According to a worldwide labour report, 38% of the employers are currently encountering a manpower crunch, the highest since 2007. Singapore are slightly above the worldwide average. They are close to 40%.
Manpower Group released a research study on this issue last year, and have done so since 2006. It covers 47,100 employers worldwide, 234 of it are based in Singapore.
But just which job industries is facing the biggest employment crunch?
Japan, Peru and Hong Kong are the worst-hit in this situation. Skilled jobs that need to be filled desperately are chefs, bakers, butchers and machinery workers. Other than that, sales promoters, engineers, technicians and big truck drivers are also much needed.

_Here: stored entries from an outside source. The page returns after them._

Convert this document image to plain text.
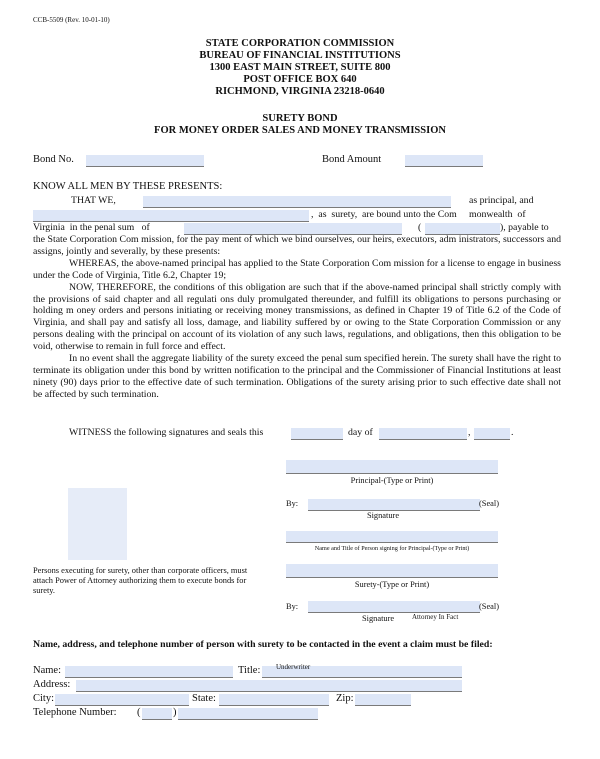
CCB-5509 (Rev. 10-01-10)
STATE CORPORATION COMMISSION
BUREAU OF FINANCIAL INSTITUTIONS
1300 EAST MAIN STREET, SUITE 800
POST OFFICE BOX 640
RICHMOND, VIRGINIA 23218-0640
SURETY BOND
FOR MONEY ORDER SALES AND MONEY TRANSMISSION
Bond No.	Bond Amount
KNOW ALL MEN BY THESE PRESENTS:
THAT WE,	as principal, and
,  as  surety,  are bound unto the Com     monwealth  of
Virginia  in the penal sum   of	(	), payable to

the State Corporation Com mission, for the pay ment of which we bind ourselves, our heirs, executors, adm inistrators, successors and assigns, jointly and severally, by these presents:

WHEREAS, the above-named principal has applied to the State Corporation Com mission for a license to engage in business under the Code of Virginia, Title 6.2, Chapter 19;

NOW, THEREFORE, the conditions of this obligation are such that if the above-named principal shall strictly comply with the provisions of said chapter and all regulati ons duly promulgated thereunder, and fulfill its obligations to persons purchasing or holding m oney orders and persons initiating or receiving money transmissions, as defined in Chapter 19 of Title 6.2 of the Code of Virginia, and shall pay and satisfy all loss, damage, and liability suffered by or owing to the State Corporation Commission or any persons dealing with the principal on account of its violation of any such laws, regulations, and obligations, then this obligation to be void, otherwise to remain in full force and effect.

In no event shall the aggregate liability of the surety exceed the penal sum specified herein. The surety shall have the right to terminate its obligation under this bond by written notification to the principal and the Commissioner of Financial Institutions at least ninety (90) days prior to the effective date of such termination. Obligations of the surety arising prior to such effective date shall not be affected by such termination.

WITNESS the following signatures and seals this	day of	,	.
Principal-(Type or Print)
By:	(Seal)
Signature
Name and Title of Person signing for Principal-(Type or Print)
Persons executing for surety, other than corporate officers, must attach Power of Attorney authorizing them to execute bonds for surety.
Surety-(Type or Print)
By:	(Seal)
Signature	Attorney In Fact
Name, address, and telephone number of person with surety to be contacted in the event a claim must be filed:
Name:	Title: Underwriter
Address:
City:	State:	Zip:
Telephone Number: (	)
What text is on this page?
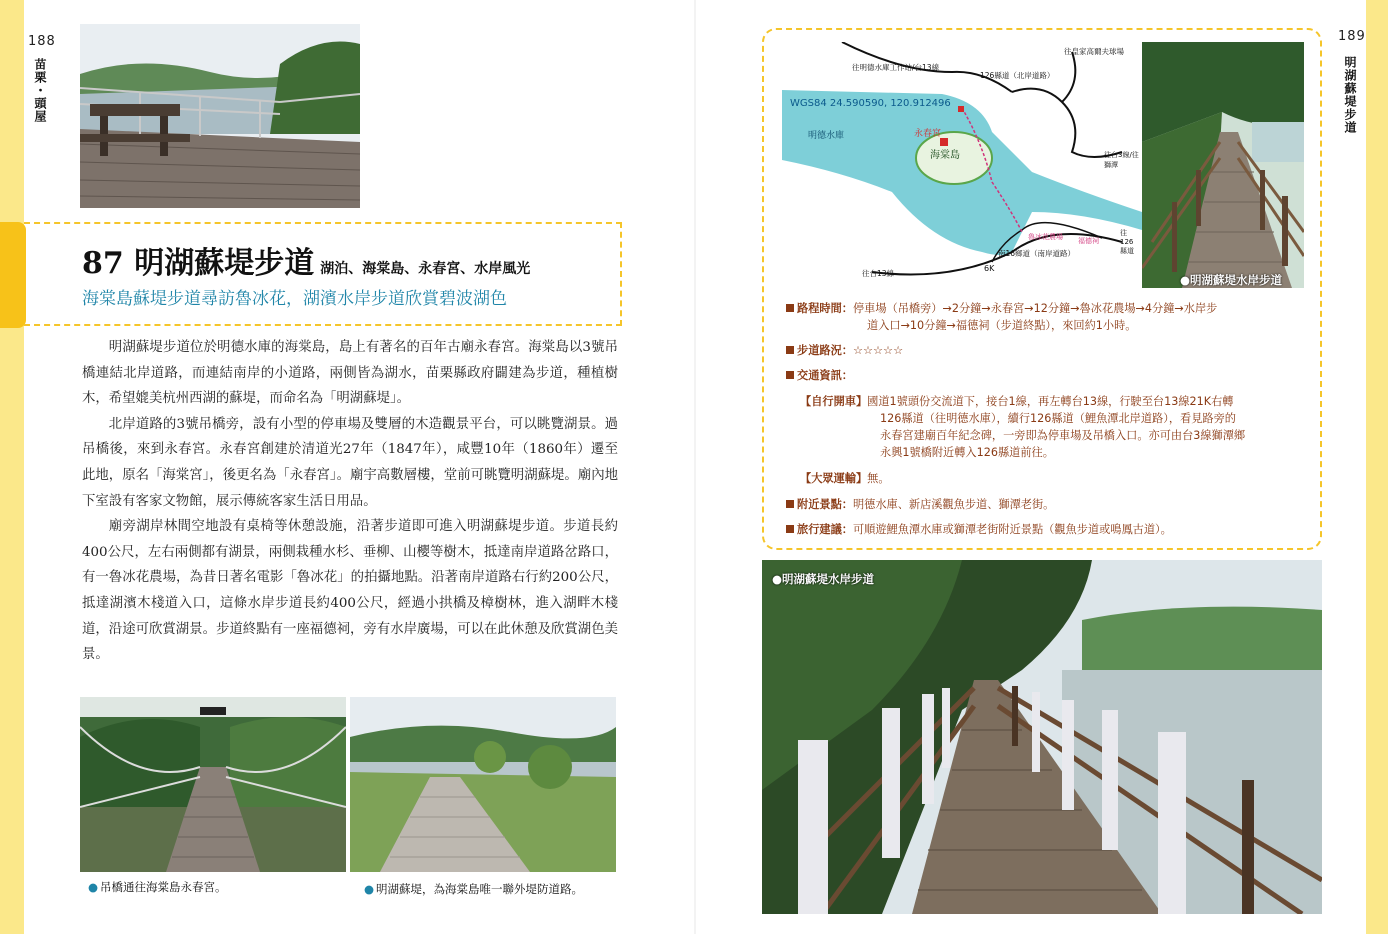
188
苗栗・頭屋
87 明湖蘇堤步道 湖泊、海棠島、永春宮、水岸風光
海棠島蘇堤步道尋訪魯冰花，湖濱水岸步道欣賞碧波湖色

明湖蘇堤步道位於明德水庫的海棠島，島上有著名的百年古廟永春宮。海棠島以3號吊橋連結北岸道路，而連結南岸的小道路，兩側皆為湖水，苗栗縣政府闢建為步道，種植樹木，希望媲美杭州西湖的蘇堤，而命名為「明湖蘇堤」。

北岸道路的3號吊橋旁，設有小型的停車場及雙層的木造觀景平台，可以眺覽湖景。過吊橋後，來到永春宮。永春宮創建於清道光27年（1847年），咸豐10年（1860年）遷至此地，原名「海棠宮」，後更名為「永春宮」。廟宇高數層樓，堂前可眺覽明湖蘇堤。廟內地下室設有客家文物館，展示傳統客家生活日用品。

廟旁湖岸林間空地設有桌椅等休憩設施，沿著步道即可進入明湖蘇堤步道。步道長約400公尺，左右兩側都有湖景，兩側栽種水杉、垂柳、山櫻等樹木，抵達南岸道路岔路口，有一魯冰花農場，為昔日著名電影「魯冰花」的拍攝地點。沿著南岸道路右行約200公尺，抵達湖濱木棧道入口，這條水岸步道長約400公尺，經過小拱橋及樟樹林，進入湖畔木棧道，沿途可欣賞湖景。步道終點有一座福德祠，旁有水岸廣場，可以在此休憩及欣賞湖色美景。

● 吊橋通往海棠島永春宮。	● 明湖蘇堤，為海棠島唯一聯外堤防道路。
189
明湖蘇堤步道
WGS84 24.590590, 120.912496
明德水庫
海棠島
永春宮
往明德水庫工作站/台13線
126縣道（北岸道路）
往皇家高爾夫球場
往台3線/往獅潭
往台13線
南16鄉道（南岸道路）
往126縣道
魯冰花農場 福德祠
6K
●明湖蘇堤水岸步道
路程時間：停車場（吊橋旁）→2分鐘→永春宮→12分鐘→魯冰花農場→4分鐘→水岸步
道入口→10分鐘→福德祠（步道終點），來回約1小時。
步道路況：☆☆☆☆☆
交通資訊：
【自行開車】國道1號頭份交流道下，接台1線，再左轉台13線，行駛至台13線21K右轉
126縣道（往明德水庫），續行126縣道（鯉魚潭北岸道路），看見路旁的
永春宮建廟百年紀念碑，一旁即為停車場及吊橋入口。亦可由台3線獅潭鄉
永興1號橋附近轉入126縣道前往。
【大眾運輸】無。
附近景點：明德水庫、新店溪觀魚步道、獅潭老街。
旅行建議：可順遊鯉魚潭水庫或獅潭老街附近景點（觀魚步道或鳴鳳古道）。
●明湖蘇堤水岸步道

In Singapore, the top five jobs that are facing the crunch are accounting, finance experts, sales promoters, engineers and secretaries. Despite placing lots of recruitment ads, employers are finding it hard to employ machinery workers, and insurance agents (non-sales types). Technology-skilled workers are also hard to come by.
Let’s see what’s the basic salary for these ‘rare’ jobs!
- Finance Manager
Their average salary is slightly above $80,000. Most will be promoted after a 20-year stay in the job, or eventually move on for a better-paying job.
- Sales Associate
Their average salary is slightly around $30,990. Their job experience when coming into this job is less than 10 years.
- Software Engineer
Their average salary is close to $47,000. If you have 10 years and more of experience, it will be easy for your pay to keep on rising.
Their average salary is close to $38,000. This can be fixed for a long time, unless your boss is generous!
- Public Relations
Their average salary is close to $60,000. That’s only if you have 10+ years of experience.
And so, what about Retail Sales Associate? It’s one of the most popular jobs, and easy to get. But what about their salary? It’s on the low side though – hovering around $25,942.
Manpower Group Singapore Area Manager Miss Teo said: “The employment crunch is in relation to how the economy performs. Adding to the stringent rules from the labour market, it’s no surprise many industries have been affected.”
The employers have reacted in a unique way. Almost 20% of them have, in a bid to solve this crunch, given OT to their current employees.
There’s this saying: the company is always bigger than the employee. Follow the good boss, you sure okay, but if you get the bad one, well, good luck to you!